Pour le troisième jour consécutif, l’Université Cheikh Anta Diop de Dakar (UCAD) est secouée par de violents affrontements opposant étudiants et Forces de défense et de sécurité (FDS). Dès les premières heures de la matinée, le campus a de nouveau été le théâtre d’échanges tendus, transformant les abords des pavillons en zones de confrontation continues.

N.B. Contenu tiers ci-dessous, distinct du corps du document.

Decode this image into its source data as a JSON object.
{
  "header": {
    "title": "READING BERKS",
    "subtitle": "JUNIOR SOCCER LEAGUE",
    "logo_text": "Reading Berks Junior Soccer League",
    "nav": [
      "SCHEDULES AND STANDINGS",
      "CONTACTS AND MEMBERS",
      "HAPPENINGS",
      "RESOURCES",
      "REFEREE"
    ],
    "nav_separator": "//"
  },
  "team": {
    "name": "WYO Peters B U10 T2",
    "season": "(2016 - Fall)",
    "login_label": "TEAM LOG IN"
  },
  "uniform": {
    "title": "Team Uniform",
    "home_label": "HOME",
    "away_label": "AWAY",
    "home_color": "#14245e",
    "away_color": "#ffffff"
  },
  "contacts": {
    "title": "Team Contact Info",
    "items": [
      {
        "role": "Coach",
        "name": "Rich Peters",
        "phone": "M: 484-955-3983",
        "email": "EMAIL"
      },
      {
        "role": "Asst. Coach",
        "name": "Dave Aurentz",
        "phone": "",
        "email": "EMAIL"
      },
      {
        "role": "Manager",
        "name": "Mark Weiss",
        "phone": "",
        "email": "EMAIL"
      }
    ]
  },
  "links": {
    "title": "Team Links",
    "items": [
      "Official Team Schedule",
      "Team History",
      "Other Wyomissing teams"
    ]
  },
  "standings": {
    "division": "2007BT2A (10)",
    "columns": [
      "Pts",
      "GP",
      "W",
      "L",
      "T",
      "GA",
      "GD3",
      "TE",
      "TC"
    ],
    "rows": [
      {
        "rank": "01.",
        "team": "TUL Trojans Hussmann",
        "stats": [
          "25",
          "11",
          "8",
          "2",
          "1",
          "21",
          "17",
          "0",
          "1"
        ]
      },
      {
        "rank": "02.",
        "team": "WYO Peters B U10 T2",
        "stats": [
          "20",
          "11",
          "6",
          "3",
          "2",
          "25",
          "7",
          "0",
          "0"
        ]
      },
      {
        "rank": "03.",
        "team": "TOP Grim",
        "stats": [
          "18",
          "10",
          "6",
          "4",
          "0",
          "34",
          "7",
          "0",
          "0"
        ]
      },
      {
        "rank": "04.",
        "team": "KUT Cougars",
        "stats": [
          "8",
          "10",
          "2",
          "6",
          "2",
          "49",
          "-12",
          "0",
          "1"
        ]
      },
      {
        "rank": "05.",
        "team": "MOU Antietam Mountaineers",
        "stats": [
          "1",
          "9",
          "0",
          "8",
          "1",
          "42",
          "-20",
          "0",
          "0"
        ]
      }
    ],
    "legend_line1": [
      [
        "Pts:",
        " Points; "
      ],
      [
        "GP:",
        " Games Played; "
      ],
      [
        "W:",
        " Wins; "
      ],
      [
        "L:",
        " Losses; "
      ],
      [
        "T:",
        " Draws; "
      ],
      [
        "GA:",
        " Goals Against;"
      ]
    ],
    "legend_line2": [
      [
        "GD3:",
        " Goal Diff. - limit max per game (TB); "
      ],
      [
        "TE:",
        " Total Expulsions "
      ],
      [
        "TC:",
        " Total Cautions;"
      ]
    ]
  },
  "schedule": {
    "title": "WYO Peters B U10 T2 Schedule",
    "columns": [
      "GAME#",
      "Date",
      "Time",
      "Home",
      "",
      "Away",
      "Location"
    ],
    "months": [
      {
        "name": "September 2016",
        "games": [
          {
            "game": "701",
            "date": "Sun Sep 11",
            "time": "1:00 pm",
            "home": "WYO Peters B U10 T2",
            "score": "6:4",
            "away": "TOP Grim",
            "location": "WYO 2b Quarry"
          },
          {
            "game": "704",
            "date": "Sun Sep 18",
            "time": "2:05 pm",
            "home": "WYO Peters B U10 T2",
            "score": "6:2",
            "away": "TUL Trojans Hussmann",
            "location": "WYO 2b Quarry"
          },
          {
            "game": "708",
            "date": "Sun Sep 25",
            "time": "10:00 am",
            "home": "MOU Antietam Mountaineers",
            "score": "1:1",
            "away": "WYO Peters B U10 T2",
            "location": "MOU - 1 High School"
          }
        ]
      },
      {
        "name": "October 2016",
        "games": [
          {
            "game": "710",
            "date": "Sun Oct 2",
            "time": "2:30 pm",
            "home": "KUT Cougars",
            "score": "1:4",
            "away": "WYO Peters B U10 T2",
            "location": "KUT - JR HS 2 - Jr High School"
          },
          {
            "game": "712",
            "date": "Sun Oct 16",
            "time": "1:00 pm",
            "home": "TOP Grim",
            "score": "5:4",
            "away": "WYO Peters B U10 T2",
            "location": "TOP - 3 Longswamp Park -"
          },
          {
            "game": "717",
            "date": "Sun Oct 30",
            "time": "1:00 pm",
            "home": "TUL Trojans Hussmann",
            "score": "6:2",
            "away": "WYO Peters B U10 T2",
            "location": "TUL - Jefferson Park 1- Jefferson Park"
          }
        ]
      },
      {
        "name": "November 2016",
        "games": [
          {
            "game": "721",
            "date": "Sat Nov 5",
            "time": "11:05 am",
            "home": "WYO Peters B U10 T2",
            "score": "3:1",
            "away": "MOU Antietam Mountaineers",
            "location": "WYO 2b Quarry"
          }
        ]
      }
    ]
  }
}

À l’origine de ce climat insurrectionnel, le non-paiement des bourses, un problème récurrent devenu, selon les étudiants, absolument insoutenable. Depuis plusieurs semaines, les retards s’accumulent, mais ces derniers jours, la colère a franchi un cap. Les étudiants dénoncent un manque de considération et une situation financière de plus en plus précaire qui entrave leurs conditions de vie et leur réussite académique.
Face à la montée des tensions, un important dispositif des FDS a été déployé dès l’aube. Les forces de l’ordre ont eu recours à des tirs répétés de grenades lacrymogènes pour tenter de disperser les groupes d’étudiants rassemblés autour des pavillons et sur les principales artères du campus. Le nuage de fumée, visible de loin, a envahi coursives et esplanades, plongeant une partie de l’université dans une atmosphère suffocante et chaotique.
Les étudiants, loin de se laisser intimider, affichent une détermination intacte. Des barrages improvisés ont été érigés à plusieurs points stratégiques, entravant la circulation à l’intérieur du campus. À chaque charge des forces de sécurité répondent des jets de projectiles et des regroupements massifs. Certains pavillons se sont mués en bastions, tandis que d’autres zones du campus sont devenues des points névralgiques où la tension atteint son paroxysme.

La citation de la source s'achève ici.